At this point Morrissey was just an annoying bloke who would occasionally appear in the NME, and put out mediocre singles like Dagenham Dave. Johnny Marr was working with various bands, but his profile was relatively low, as was also true for Andy Rourke and Mike Joyce. Nothing particularly made me want to seek out the music of The Smiths, and I rarely heard it on the radio, or elsewhere.

Given Morrisey’s reputation as a misanthrope, and the band’s reputation for being adored by depressed teens, it was perhaps ironic that it was only after I stopped being a depressed teen that I started to take an interest. Living in Manchester in my twenties, The Smiths were harder to escape, it being their home city. This Charming Man was played at every indie disco, and I had to admit it was pretty good actually. More and more bands started to cite The Smiths as an influence, especially the emo and post-metal bands I was interested in at the time, and I started to become, if not a fan, at least an interested observer.

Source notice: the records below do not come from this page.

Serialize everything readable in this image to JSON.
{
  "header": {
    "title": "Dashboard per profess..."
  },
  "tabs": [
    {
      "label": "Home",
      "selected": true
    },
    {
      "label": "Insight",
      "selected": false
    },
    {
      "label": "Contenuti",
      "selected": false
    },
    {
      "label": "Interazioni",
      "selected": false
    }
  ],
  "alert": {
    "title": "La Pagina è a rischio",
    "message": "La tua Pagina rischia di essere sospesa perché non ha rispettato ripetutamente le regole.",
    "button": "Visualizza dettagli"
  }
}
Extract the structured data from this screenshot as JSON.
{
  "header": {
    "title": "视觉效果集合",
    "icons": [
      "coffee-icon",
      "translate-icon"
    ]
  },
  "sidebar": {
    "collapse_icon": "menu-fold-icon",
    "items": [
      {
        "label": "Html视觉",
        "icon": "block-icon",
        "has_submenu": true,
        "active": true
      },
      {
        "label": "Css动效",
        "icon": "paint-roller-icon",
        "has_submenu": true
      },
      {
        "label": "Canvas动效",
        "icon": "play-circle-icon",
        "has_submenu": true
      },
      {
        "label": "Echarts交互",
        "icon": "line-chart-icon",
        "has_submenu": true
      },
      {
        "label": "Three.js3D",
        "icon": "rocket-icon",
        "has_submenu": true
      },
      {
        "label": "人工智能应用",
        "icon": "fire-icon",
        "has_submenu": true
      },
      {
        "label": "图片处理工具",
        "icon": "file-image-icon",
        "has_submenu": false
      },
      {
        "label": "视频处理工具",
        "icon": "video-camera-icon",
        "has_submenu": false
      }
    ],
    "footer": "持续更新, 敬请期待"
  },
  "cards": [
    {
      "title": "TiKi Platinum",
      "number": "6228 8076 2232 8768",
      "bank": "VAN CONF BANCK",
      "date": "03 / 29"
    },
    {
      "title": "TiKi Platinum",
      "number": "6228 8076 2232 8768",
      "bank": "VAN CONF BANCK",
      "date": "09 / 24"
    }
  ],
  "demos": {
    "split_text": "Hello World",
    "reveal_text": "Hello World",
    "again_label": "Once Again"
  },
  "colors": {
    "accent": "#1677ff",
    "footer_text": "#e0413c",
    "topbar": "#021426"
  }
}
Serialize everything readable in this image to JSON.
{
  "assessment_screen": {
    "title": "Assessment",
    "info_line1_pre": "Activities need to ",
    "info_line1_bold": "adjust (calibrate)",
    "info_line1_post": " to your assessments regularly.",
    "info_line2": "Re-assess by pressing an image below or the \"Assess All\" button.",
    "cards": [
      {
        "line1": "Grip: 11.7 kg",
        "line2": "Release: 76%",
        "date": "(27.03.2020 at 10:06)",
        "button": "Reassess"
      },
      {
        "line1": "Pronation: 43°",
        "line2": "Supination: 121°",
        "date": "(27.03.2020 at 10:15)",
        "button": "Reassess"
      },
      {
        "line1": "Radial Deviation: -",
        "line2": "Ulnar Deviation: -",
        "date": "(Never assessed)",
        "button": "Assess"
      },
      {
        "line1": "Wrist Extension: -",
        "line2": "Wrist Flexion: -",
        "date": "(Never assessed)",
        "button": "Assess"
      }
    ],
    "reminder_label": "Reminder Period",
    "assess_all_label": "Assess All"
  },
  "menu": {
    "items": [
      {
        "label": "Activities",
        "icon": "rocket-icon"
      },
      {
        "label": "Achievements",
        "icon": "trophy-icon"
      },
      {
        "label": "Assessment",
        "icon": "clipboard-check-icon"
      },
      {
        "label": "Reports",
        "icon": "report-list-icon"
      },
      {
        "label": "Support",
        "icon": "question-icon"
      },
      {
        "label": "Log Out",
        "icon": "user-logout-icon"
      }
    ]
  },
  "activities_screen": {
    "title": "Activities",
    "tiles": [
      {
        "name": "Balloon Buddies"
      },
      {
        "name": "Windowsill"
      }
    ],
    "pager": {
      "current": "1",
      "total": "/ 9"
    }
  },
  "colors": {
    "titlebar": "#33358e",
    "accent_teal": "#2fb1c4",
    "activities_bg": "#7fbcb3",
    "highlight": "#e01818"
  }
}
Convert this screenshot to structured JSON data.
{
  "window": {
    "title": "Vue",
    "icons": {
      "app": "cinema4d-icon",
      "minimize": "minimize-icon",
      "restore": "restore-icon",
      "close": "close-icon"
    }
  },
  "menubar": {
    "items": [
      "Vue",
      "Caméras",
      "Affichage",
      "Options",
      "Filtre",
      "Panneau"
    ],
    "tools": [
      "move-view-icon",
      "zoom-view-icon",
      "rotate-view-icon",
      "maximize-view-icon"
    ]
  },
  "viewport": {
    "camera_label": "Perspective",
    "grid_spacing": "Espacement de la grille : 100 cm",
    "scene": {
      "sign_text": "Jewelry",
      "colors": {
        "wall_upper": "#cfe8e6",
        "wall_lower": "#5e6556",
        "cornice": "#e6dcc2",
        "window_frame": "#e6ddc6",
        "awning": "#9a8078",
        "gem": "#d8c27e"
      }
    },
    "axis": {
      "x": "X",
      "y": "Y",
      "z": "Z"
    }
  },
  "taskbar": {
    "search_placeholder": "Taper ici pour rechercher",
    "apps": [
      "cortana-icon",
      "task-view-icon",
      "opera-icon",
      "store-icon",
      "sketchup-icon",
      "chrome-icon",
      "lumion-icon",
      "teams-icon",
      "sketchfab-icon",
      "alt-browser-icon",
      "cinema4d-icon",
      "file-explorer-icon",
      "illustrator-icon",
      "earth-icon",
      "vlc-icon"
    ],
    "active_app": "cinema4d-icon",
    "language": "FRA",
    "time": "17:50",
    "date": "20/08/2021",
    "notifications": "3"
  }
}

It was when I met my wife that I truly began to appreciate the band though. We were in a long distance relationship for the first year, and used to send each other mix CDs in the post (love CDs as my wife’s co-worker mockingly, but accurately, described them). One from my wife included ‘Ask’ which I liked, and another included ‘Reel Around The Fountain’ which I absolutely adored. The song was everything I had been told The Smiths were not, it was romantic, it was light, it was even funny.

In fact, realising Morrissey’s lyrics were often supposed to be funny was a big turning point for my relationship with The Smiths. People, understandably, take Morrissey to be unbearably dour, but a line like “I was looking for a job, and then I found a job, and heaven knows I’m miserable now” is actually pretty hilarious when you realise it’s partially poking fun at himself. Reel Around The Fountain takes it’s humour from the kitchen sink dramas of the 1950s and 1960s that Morrissey loved so much. Sometimes directly so, with “I dreamt about you last night and I fell out of bed twice” coming from the film ‘A Taste of Honey’

Reel Around The Fountain is also one of those songs that makes you realise how hard it can be to capture a song in the studio. The version I love is the Peel Session version which can be found on Hatful of Hollow, the stunning compilation of early singles and b-sides. The version on the first Smiths album seems plodding and dull in comparison, the Hollow version delicate and nimble, thanks as so often to Johnny Marr’s intricate guitar work.

As I grow older, I often wonder how a man like Morrissey could write a song like Reel Around The Fountain. How could a man so arrogant, so lacking in empathy create a song so generous, so beautiful? It’s nothing new for an asshole to create great art of course, but his personality seems explicitly contradictory to the qualities shown in the song. Perhaps he has changed through the course of his life, become a different person to the man he was when he wrote this song. It was after all, one of the earliest songs in his career.

The more I read about Morrissey though, the more I think he was always the man he is now. Perhaps there is no explanation, no answer. We will never truly know the man, who he was, who he is now, what he was thinking and feeling when he wrote these words. All we can do now, for the 6 minutes of Reel Around The Fountain at least is try to separate the art from the artist, and remember that this beauty of this song will last much longer than the man who wrote the words.